ポストロックという言葉は、その後さまざまな意味で使われるようになったが、『Millions Now Living Will Never Die』はその中でも特に原理的な作品である。ロックの後に何が可能なのか。バンドは歌なしで何を語れるのか。スタジオは楽器になり得るのか。リズムと音響だけでアルバム全体の物語を作れるのか。
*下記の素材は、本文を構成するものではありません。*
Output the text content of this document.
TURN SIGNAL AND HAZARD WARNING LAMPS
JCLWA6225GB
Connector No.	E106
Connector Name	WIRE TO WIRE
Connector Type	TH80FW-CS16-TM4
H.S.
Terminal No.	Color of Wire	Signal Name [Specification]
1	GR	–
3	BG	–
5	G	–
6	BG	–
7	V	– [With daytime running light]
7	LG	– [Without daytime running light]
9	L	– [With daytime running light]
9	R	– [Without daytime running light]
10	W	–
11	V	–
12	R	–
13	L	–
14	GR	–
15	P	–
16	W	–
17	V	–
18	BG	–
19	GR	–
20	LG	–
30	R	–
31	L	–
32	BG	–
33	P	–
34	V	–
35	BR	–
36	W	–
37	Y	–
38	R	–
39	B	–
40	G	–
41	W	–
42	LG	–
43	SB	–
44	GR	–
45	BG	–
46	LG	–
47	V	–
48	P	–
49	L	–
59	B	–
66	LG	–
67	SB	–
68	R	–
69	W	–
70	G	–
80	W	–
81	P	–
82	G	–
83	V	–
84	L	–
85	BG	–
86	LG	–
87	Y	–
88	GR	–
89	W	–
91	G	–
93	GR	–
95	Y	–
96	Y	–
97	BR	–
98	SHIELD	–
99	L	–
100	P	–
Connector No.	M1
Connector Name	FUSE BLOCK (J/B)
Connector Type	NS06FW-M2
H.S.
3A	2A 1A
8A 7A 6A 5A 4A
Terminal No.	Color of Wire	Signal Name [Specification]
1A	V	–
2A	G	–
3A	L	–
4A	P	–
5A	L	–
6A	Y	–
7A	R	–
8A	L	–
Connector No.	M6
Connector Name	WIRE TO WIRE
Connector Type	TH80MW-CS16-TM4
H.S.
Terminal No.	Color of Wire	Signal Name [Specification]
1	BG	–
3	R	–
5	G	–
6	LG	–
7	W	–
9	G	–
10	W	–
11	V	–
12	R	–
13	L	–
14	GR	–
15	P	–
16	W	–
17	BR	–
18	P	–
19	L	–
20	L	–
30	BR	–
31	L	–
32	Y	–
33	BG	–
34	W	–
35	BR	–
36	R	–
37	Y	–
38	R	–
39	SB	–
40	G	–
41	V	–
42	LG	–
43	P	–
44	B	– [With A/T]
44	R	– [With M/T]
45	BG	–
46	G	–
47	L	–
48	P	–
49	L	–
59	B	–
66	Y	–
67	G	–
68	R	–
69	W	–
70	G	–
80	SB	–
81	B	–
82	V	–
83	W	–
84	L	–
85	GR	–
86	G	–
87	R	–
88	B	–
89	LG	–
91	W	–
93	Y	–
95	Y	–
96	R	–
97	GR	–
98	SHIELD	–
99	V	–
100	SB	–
本作は、それらの問いに対する明確な回答であり、1990年代の音楽史に残る重要作である。

おすすめアルバム

1. Tortoise – TNT

Tortoiseの次作にあたり、『Millions Now Living Will Never Die』で確立されたポストロック的な構造をさらに広げた作品。ジャズ、ラテン、電子音楽、ミニマル、ダブの要素がより滑らかに混ざり合い、バンドの音楽性がさらに多彩になっている。Tortoiseの代表作として、本作と並んで重要である。

2. Slint – Spiderland

ポストロックの前史として極めて重要なアルバム。緊張感のあるギター・アンサンブル、静と動のコントラスト、不穏な語りによって、90年代以降のロックの構造を大きく変えた。Tortoiseとは音響の方向性が異なるが、ロックを歌中心から構造中心へ移行させた点で深く関連している。

3. Can – Ege Bamyasi

クラウトロックの代表作のひとつで、反復的なグルーヴ、即興性、編集感覚が特徴。Tortoiseのリズムや長尺構成、バンド演奏とスタジオ処理の関係を理解するうえで重要な作品である。ロックを直線的な楽曲形式から解放した先駆的なアルバムとして、本作との関連性が高い。

4. The Sea and Cake – The Biz

Tortoiseと同じシカゴ周辺のシーンに属するThe Sea and Cakeの作品。よりポップで歌心のあるサウンドながら、ジャズ的なコード感、軽やかなリズム、洗練された音響設計には共通点がある。Tortoiseのクールな構造美を、よりメロディアスな形で聴きたい場合に関連性の高いアルバムである。

5. Mogwai – Young Team

1990年代後半のポストロックを代表する作品。Tortoiseがリズムと音響の構造を重視したのに対し、Mogwaiは静寂から轟音へ向かうダイナミクスと感情的なスケールを前面に出した。ポストロックがどのように複数の方向へ発展したかを理解するうえで、『Millions Now Living Will Never Die』と比較して聴く価値がある。